Se insta al tesorero Jim Chalmers a ayudar a la gobernadora del Banco de la Reserva, Michele Bullock, en su lucha contra la inflación recortando el gasto e introduciendo reformas que aumenten la productividad en el próximo presupuesto federal.
El RBA se vio obligado a subir los tipos de interés el martes para controlar la inflación, apenas seis meses después de su último recorte de tipos.
Bullock tuvo cuidado de no echarle la culpa al gobierno, pero espera que el Dr. Chalmers, de la casa de May, haga dos cosas para ayudarla.
Esencialmente, la razón del drástico giro de 180 grados del RBA fue que la economía se desaceleró debido al bajo crecimiento de la productividad y el elevado gasto gubernamental actuó como un turbocompresor, consumiendo más combustible.
Después de tres recortes de tipos de interés en 2025, el gasto de los hogares, la inversión empresarial y la construcción de viviendas se recuperaron significativamente más rápido de lo que esperaba el banco central.
Con la demanda privada en aumento y el gasto gubernamental aún elevado (26,9 por ciento del PIB), el motor de la economía está en números rojos a pesar de apenas pisar el acelerador.
A pesar del modesto crecimiento del PIB de sólo el 2,3 por ciento anual, la inflación se está alejando cada vez más del objetivo del RBA.

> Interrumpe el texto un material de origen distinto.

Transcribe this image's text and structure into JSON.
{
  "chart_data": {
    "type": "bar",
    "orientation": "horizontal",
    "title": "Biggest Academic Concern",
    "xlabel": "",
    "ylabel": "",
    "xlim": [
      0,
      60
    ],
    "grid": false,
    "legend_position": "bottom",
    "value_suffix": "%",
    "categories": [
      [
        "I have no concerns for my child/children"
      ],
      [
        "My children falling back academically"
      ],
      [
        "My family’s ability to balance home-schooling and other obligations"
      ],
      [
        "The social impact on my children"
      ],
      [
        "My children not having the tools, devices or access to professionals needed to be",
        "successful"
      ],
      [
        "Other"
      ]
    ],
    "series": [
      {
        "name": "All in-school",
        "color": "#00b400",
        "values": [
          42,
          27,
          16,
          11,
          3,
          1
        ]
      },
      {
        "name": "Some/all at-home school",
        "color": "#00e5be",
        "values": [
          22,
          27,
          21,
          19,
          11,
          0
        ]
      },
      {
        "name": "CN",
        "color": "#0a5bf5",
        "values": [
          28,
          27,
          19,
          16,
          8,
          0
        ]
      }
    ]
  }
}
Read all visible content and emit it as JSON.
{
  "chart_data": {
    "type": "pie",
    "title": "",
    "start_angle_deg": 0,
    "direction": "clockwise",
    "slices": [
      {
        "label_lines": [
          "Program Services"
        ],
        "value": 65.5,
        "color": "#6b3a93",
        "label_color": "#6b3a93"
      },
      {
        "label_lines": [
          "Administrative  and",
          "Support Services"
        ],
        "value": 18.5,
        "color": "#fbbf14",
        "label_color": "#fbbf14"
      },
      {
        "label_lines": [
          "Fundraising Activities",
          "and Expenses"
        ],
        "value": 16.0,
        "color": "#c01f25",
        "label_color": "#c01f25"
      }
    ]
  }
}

La acción más inmediata que el gobierno puede tomar para combatir la inflación es recortar el gasto para darle al sector privado más espacio para crecer, dijo el economista jefe de AMP, Shane Oliver.

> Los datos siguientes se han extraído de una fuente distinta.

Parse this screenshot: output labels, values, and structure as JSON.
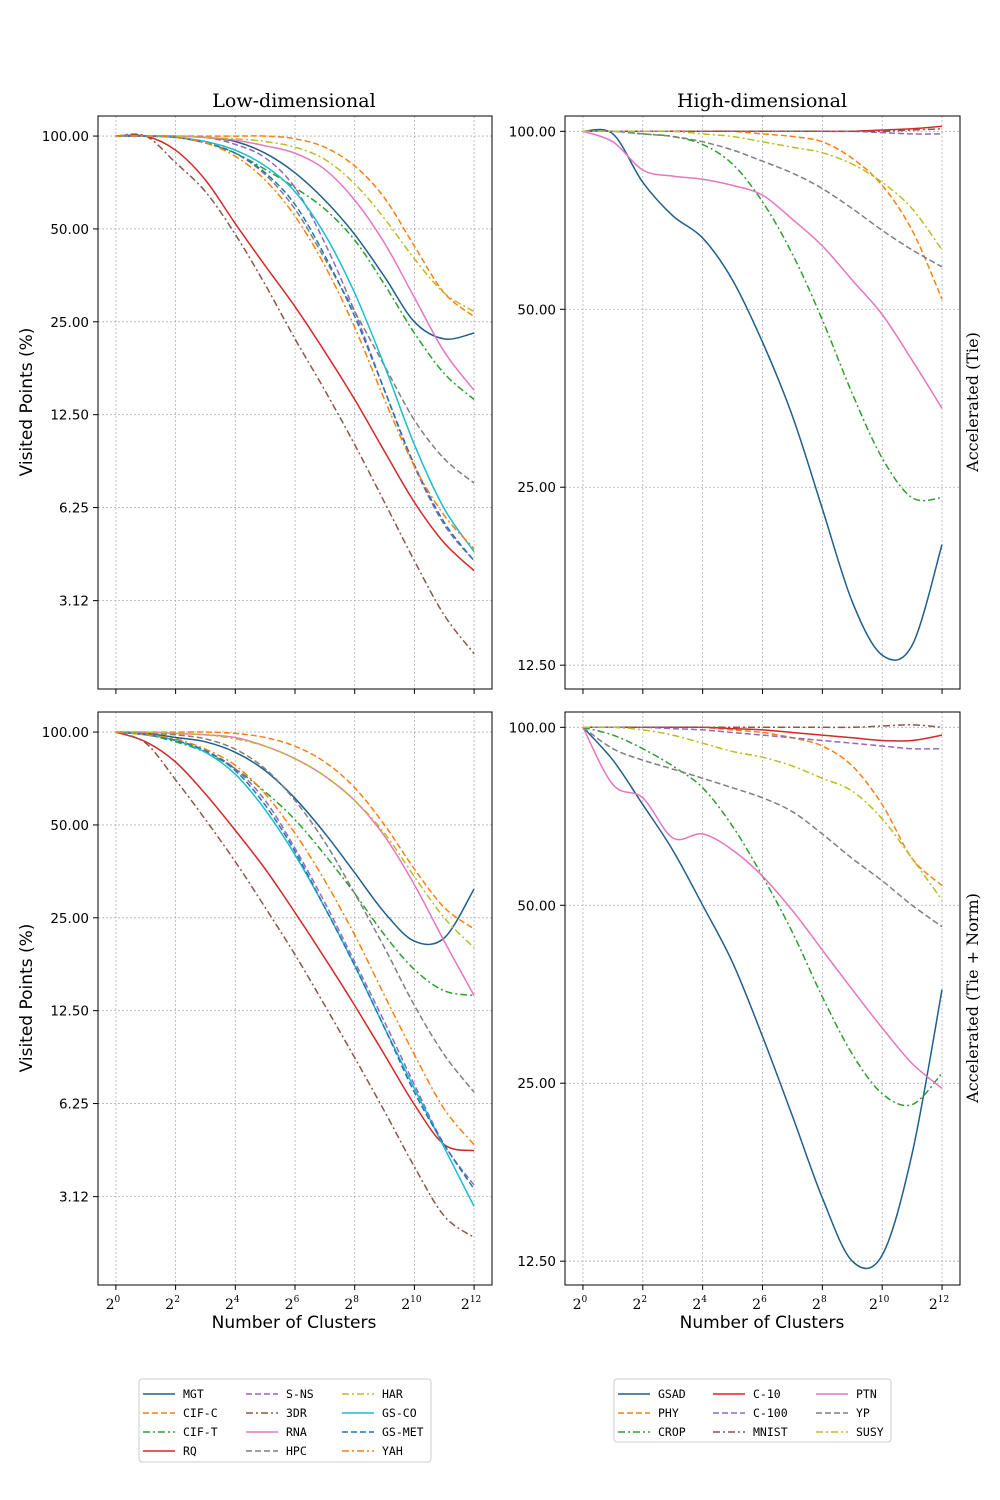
{
  "column_titles": [
    "Low-dimensional",
    "High-dimensional"
  ],
  "row_titles": [
    "Accelerated (Tie)",
    "Accelerated (Tie + Norm)"
  ],
  "ylabel": "Visited Points (%)",
  "xlabel": "Number of Clusters",
  "chart_data": [
    {
      "id": "low-tie",
      "type": "line",
      "title": "Low-dimensional",
      "row_label": "Accelerated (Tie)",
      "xlabel": "",
      "ylabel": "Visited Points (%)",
      "x_scale": "log2",
      "y_scale": "log2",
      "xlim_exp": [
        -0.6,
        12.6
      ],
      "ylim_log2": [
        0.69,
        6.86
      ],
      "x_ticks": [
        0,
        2,
        4,
        6,
        8,
        10,
        12
      ],
      "y_ticks": [
        "100.00",
        "50.00",
        "25.00",
        "12.50",
        "6.25",
        "3.12"
      ],
      "x": [
        0,
        1,
        2,
        3,
        4,
        5,
        6,
        7,
        8,
        9,
        10,
        11,
        12
      ],
      "series": [
        {
          "name": "MGT",
          "color": "#1f5f8b",
          "dash": "solid",
          "values": [
            100,
            100,
            100,
            99,
            96,
            88,
            76,
            62,
            48,
            35,
            25,
            22,
            23
          ]
        },
        {
          "name": "CIF-C",
          "color": "#ff7f0e",
          "dash": "dash",
          "values": [
            100,
            100,
            100,
            100,
            100,
            100,
            98,
            92,
            80,
            63,
            44,
            31,
            26
          ]
        },
        {
          "name": "CIF-T",
          "color": "#2ca02c",
          "dash": "dashdot",
          "values": [
            100,
            100,
            99,
            95,
            88,
            78,
            68,
            58,
            46,
            33,
            23,
            17,
            14
          ]
        },
        {
          "name": "RQ",
          "color": "#d62728",
          "dash": "solid",
          "values": [
            100,
            100,
            90,
            72,
            52,
            38,
            28,
            20,
            14,
            9.5,
            6.5,
            4.8,
            3.9
          ]
        },
        {
          "name": "S-NS",
          "color": "#9467bd",
          "dash": "dash",
          "values": [
            100,
            100,
            100,
            99,
            94,
            85,
            68,
            45,
            27,
            15,
            8.5,
            5.5,
            4.2
          ]
        },
        {
          "name": "3DR",
          "color": "#8c564b",
          "dash": "dashdot",
          "values": [
            100,
            100,
            82,
            66,
            48,
            33,
            22,
            15,
            10,
            6.5,
            4.2,
            2.8,
            2.1
          ]
        },
        {
          "name": "RNA",
          "color": "#e377c2",
          "dash": "solid",
          "values": [
            100,
            100,
            100,
            99,
            97,
            93,
            88,
            78,
            62,
            45,
            30,
            20,
            15
          ]
        },
        {
          "name": "HPC",
          "color": "#7f7f7f",
          "dash": "dash",
          "values": [
            100,
            100,
            99,
            95,
            88,
            75,
            58,
            40,
            27,
            18,
            12,
            9,
            7.5
          ]
        },
        {
          "name": "HAR",
          "color": "#bcbd22",
          "dash": "dashdot",
          "values": [
            100,
            100,
            100,
            99,
            98,
            96,
            92,
            84,
            70,
            54,
            40,
            31,
            27
          ]
        },
        {
          "name": "GS-CO",
          "color": "#17becf",
          "dash": "solid",
          "values": [
            100,
            100,
            99,
            96,
            90,
            80,
            66,
            48,
            31,
            18,
            10,
            6.2,
            4.5
          ]
        },
        {
          "name": "GS-MET",
          "color": "#1f77b4",
          "dash": "dash",
          "values": [
            100,
            100,
            99,
            95,
            88,
            76,
            60,
            41,
            26,
            15,
            8.6,
            5.6,
            4.2
          ]
        },
        {
          "name": "YAH",
          "color": "#ff7f0e",
          "dash": "dashdot",
          "values": [
            100,
            100,
            99,
            95,
            86,
            72,
            55,
            38,
            24,
            14,
            8.5,
            5.9,
            4.6
          ]
        }
      ]
    },
    {
      "id": "high-tie",
      "type": "line",
      "title": "High-dimensional",
      "row_label": "Accelerated (Tie)",
      "xlabel": "",
      "ylabel": "",
      "x_scale": "log2",
      "y_scale": "log2",
      "xlim_exp": [
        -0.6,
        12.6
      ],
      "ylim_log2": [
        3.51,
        6.73
      ],
      "x_ticks": [
        0,
        2,
        4,
        6,
        8,
        10,
        12
      ],
      "y_ticks": [
        "100.00",
        "50.00",
        "25.00",
        "12.50"
      ],
      "x": [
        0,
        1,
        2,
        3,
        4,
        5,
        6,
        7,
        8,
        9,
        10,
        11,
        12
      ],
      "series": [
        {
          "name": "GSAD",
          "color": "#1f5f8b",
          "dash": "solid",
          "values": [
            100,
            99,
            82,
            72,
            66,
            56,
            44,
            33,
            23,
            16,
            13,
            13.5,
            20
          ]
        },
        {
          "name": "PHY",
          "color": "#ff7f0e",
          "dash": "dash",
          "values": [
            100,
            100,
            100,
            100,
            100,
            100,
            99,
            98,
            96,
            90,
            81,
            68,
            52
          ]
        },
        {
          "name": "CROP",
          "color": "#2ca02c",
          "dash": "dashdot",
          "values": [
            100,
            100,
            99,
            98,
            95,
            88,
            76,
            62,
            48,
            36,
            28,
            24,
            24
          ]
        },
        {
          "name": "C-10",
          "color": "#d62728",
          "dash": "solid",
          "values": [
            100,
            100,
            100,
            100,
            100,
            100,
            100,
            100,
            100,
            100,
            100.5,
            101,
            102
          ]
        },
        {
          "name": "C-100",
          "color": "#9467bd",
          "dash": "dash",
          "values": [
            100,
            100,
            100,
            100,
            100,
            100,
            100,
            100,
            100,
            100,
            99.5,
            99,
            99
          ]
        },
        {
          "name": "MNIST",
          "color": "#8c564b",
          "dash": "dashdot",
          "values": [
            100,
            100,
            100,
            100,
            100,
            100,
            100,
            100,
            100,
            100,
            100,
            100.5,
            101
          ]
        },
        {
          "name": "PTN",
          "color": "#e377c2",
          "dash": "solid",
          "values": [
            100,
            96,
            86,
            84,
            83,
            81,
            78,
            71,
            64,
            56,
            49,
            41,
            34
          ]
        },
        {
          "name": "YP",
          "color": "#7f7f7f",
          "dash": "dash",
          "values": [
            100,
            100,
            99,
            98,
            96,
            93,
            89,
            85,
            80,
            74,
            68,
            63,
            59
          ]
        },
        {
          "name": "SUSY",
          "color": "#bcbd22",
          "dash": "dashdot",
          "values": [
            100,
            100,
            100,
            100,
            99,
            98,
            96,
            94,
            92,
            88,
            82,
            74,
            63
          ]
        }
      ]
    },
    {
      "id": "low-tie-norm",
      "type": "line",
      "title": "Low-dimensional",
      "row_label": "Accelerated (Tie + Norm)",
      "xlabel": "Number of Clusters",
      "ylabel": "Visited Points (%)",
      "x_scale": "log2",
      "y_scale": "log2",
      "xlim_exp": [
        -0.6,
        12.6
      ],
      "ylim_log2": [
        0.69,
        6.86
      ],
      "x_ticks": [
        0,
        2,
        4,
        6,
        8,
        10,
        12
      ],
      "y_ticks": [
        "100.00",
        "50.00",
        "25.00",
        "12.50",
        "6.25",
        "3.12"
      ],
      "x": [
        0,
        1,
        2,
        3,
        4,
        5,
        6,
        7,
        8,
        9,
        10,
        11,
        12
      ],
      "series": [
        {
          "name": "MGT",
          "color": "#1f5f8b",
          "dash": "solid",
          "values": [
            100,
            99,
            96,
            93,
            86,
            75,
            61,
            47,
            35,
            26,
            21,
            21.5,
            31
          ]
        },
        {
          "name": "CIF-C",
          "color": "#ff7f0e",
          "dash": "dash",
          "values": [
            100,
            100,
            100,
            100,
            99,
            96,
            90,
            80,
            66,
            50,
            36,
            27,
            23
          ]
        },
        {
          "name": "CIF-T",
          "color": "#2ca02c",
          "dash": "dashdot",
          "values": [
            100,
            98,
            93,
            86,
            76,
            64,
            52,
            40,
            30,
            22,
            17,
            14.5,
            14
          ]
        },
        {
          "name": "RQ",
          "color": "#d62728",
          "dash": "solid",
          "values": [
            100,
            93,
            80,
            63,
            48,
            36,
            26,
            18.5,
            13,
            9,
            6.2,
            4.6,
            4.4
          ]
        },
        {
          "name": "S-NS",
          "color": "#9467bd",
          "dash": "dash",
          "values": [
            100,
            98,
            94,
            87,
            76,
            60,
            42,
            28,
            18,
            11.5,
            7.2,
            4.6,
            3.4
          ]
        },
        {
          "name": "3DR",
          "color": "#8c564b",
          "dash": "dashdot",
          "values": [
            100,
            92,
            70,
            52,
            38,
            27,
            19,
            13,
            8.8,
            5.9,
            3.9,
            2.7,
            2.3
          ]
        },
        {
          "name": "RNA",
          "color": "#e377c2",
          "dash": "solid",
          "values": [
            100,
            100,
            99,
            98,
            96,
            90,
            82,
            72,
            60,
            46,
            32,
            21,
            14
          ]
        },
        {
          "name": "HPC",
          "color": "#7f7f7f",
          "dash": "dash",
          "values": [
            100,
            99,
            98,
            95,
            88,
            76,
            60,
            44,
            30,
            20,
            13,
            9,
            6.8
          ]
        },
        {
          "name": "HAR",
          "color": "#bcbd22",
          "dash": "dashdot",
          "values": [
            100,
            100,
            99,
            98,
            95,
            90,
            82,
            72,
            60,
            47,
            34,
            25,
            20
          ]
        },
        {
          "name": "GS-CO",
          "color": "#17becf",
          "dash": "solid",
          "values": [
            100,
            98,
            94,
            86,
            73,
            56,
            40,
            27,
            17.5,
            11,
            7,
            4.5,
            2.9
          ]
        },
        {
          "name": "GS-MET",
          "color": "#1f77b4",
          "dash": "dash",
          "values": [
            100,
            98,
            94,
            87,
            75,
            58,
            41,
            27,
            17.5,
            11,
            6.8,
            4.6,
            3.3
          ]
        },
        {
          "name": "YAH",
          "color": "#ff7f0e",
          "dash": "dashdot",
          "values": [
            100,
            98,
            95,
            88,
            78,
            63,
            47,
            33,
            22,
            14,
            9,
            6,
            4.6
          ]
        }
      ]
    },
    {
      "id": "high-tie-norm",
      "type": "line",
      "title": "High-dimensional",
      "row_label": "Accelerated (Tie + Norm)",
      "xlabel": "Number of Clusters",
      "ylabel": "",
      "x_scale": "log2",
      "y_scale": "log2",
      "xlim_exp": [
        -0.6,
        12.6
      ],
      "ylim_log2": [
        3.51,
        6.73
      ],
      "x_ticks": [
        0,
        2,
        4,
        6,
        8,
        10,
        12
      ],
      "y_ticks": [
        "100.00",
        "50.00",
        "25.00",
        "12.50"
      ],
      "x": [
        0,
        1,
        2,
        3,
        4,
        5,
        6,
        7,
        8,
        9,
        10,
        11,
        12
      ],
      "series": [
        {
          "name": "GSAD",
          "color": "#1f5f8b",
          "dash": "solid",
          "values": [
            100,
            88,
            74,
            62,
            50,
            40,
            30,
            22,
            16,
            12.5,
            12.8,
            19,
            36
          ]
        },
        {
          "name": "PHY",
          "color": "#ff7f0e",
          "dash": "dash",
          "values": [
            100,
            100,
            100,
            100,
            100,
            99,
            98,
            96,
            93,
            86,
            74,
            60,
            54
          ]
        },
        {
          "name": "CROP",
          "color": "#2ca02c",
          "dash": "dashdot",
          "values": [
            100,
            97,
            92,
            86,
            79,
            68,
            56,
            45,
            35,
            28,
            24,
            23,
            26
          ]
        },
        {
          "name": "C-10",
          "color": "#d62728",
          "dash": "solid",
          "values": [
            100,
            100,
            100,
            100,
            100,
            99.5,
            99,
            98,
            97,
            96,
            95,
            95,
            97
          ]
        },
        {
          "name": "C-100",
          "color": "#9467bd",
          "dash": "dash",
          "values": [
            100,
            100,
            100,
            99.5,
            99,
            98,
            97,
            96,
            95,
            94,
            93,
            92,
            92
          ]
        },
        {
          "name": "MNIST",
          "color": "#8c564b",
          "dash": "dashdot",
          "values": [
            100,
            100,
            100,
            100,
            100,
            100,
            100,
            100,
            100,
            100,
            100.5,
            101,
            100
          ]
        },
        {
          "name": "PTN",
          "color": "#e377c2",
          "dash": "solid",
          "values": [
            100,
            80,
            76,
            65,
            66,
            62,
            56,
            49,
            42,
            36,
            31,
            27,
            24.5
          ]
        },
        {
          "name": "YP",
          "color": "#7f7f7f",
          "dash": "dash",
          "values": [
            100,
            92,
            88,
            85,
            82,
            79,
            76,
            72,
            66,
            60,
            55,
            50,
            46
          ]
        },
        {
          "name": "SUSY",
          "color": "#bcbd22",
          "dash": "dashdot",
          "values": [
            100,
            100,
            99,
            97,
            94,
            91,
            89,
            86,
            82,
            78,
            70,
            60,
            51
          ]
        }
      ]
    }
  ]
}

De lo contrario, el RBA se verá obligado a volver a subir los tipos de interés para reducir la inflación.
“Entonces se reducirá la demanda privada y eso podría tener consecuencias negativas”, dijo a la AAP.

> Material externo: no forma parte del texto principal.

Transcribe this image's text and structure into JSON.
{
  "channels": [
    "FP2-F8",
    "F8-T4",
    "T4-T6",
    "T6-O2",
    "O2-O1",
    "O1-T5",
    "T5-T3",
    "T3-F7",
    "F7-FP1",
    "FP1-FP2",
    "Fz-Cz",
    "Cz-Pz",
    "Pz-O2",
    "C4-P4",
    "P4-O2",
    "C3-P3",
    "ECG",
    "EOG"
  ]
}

Es más fácil decirlo que hacerlo, ya que el gobierno enfrenta una feroz resistencia a frenar el crecimiento del NDIS, una población que envejece que está sobrecargando los servicios de salud y atención a personas mayores, una creciente presión para aumentar el gasto en defensa y el creciente costo del servicio de casi un billón de dólares en deuda.
Programas como el NDIS y los subsidios para el cuidado infantil son populares entre los votantes, pero también distribuyen dinero de manera no selectiva.
Reducir la dependencia de estos “beneficios en especie” y fortalecer las pruebas de medios debería ser una prioridad, dijo el Dr. Oliver.
El gobierno ha tomado medidas para controlar el gasto, como reducir el objetivo de crecimiento del NDIS del ocho al seis por ciento anual.
Pero tenía que analizar el presupuesto de manera integral y determinar si cada dólar se gastó de la manera más eficiente posible, dijo Stephen Smith, socio de Deloitte Access Economics.
La segunda parte de la ecuación es aumentar la capacidad de oferta de la economía.
“Lo que el gobierno puede hacer son reformas políticas que ayudarán a impulsar la productividad, impulsar la inversión y mejorar el ritmo al que la economía puede crecer”, dijo Smith.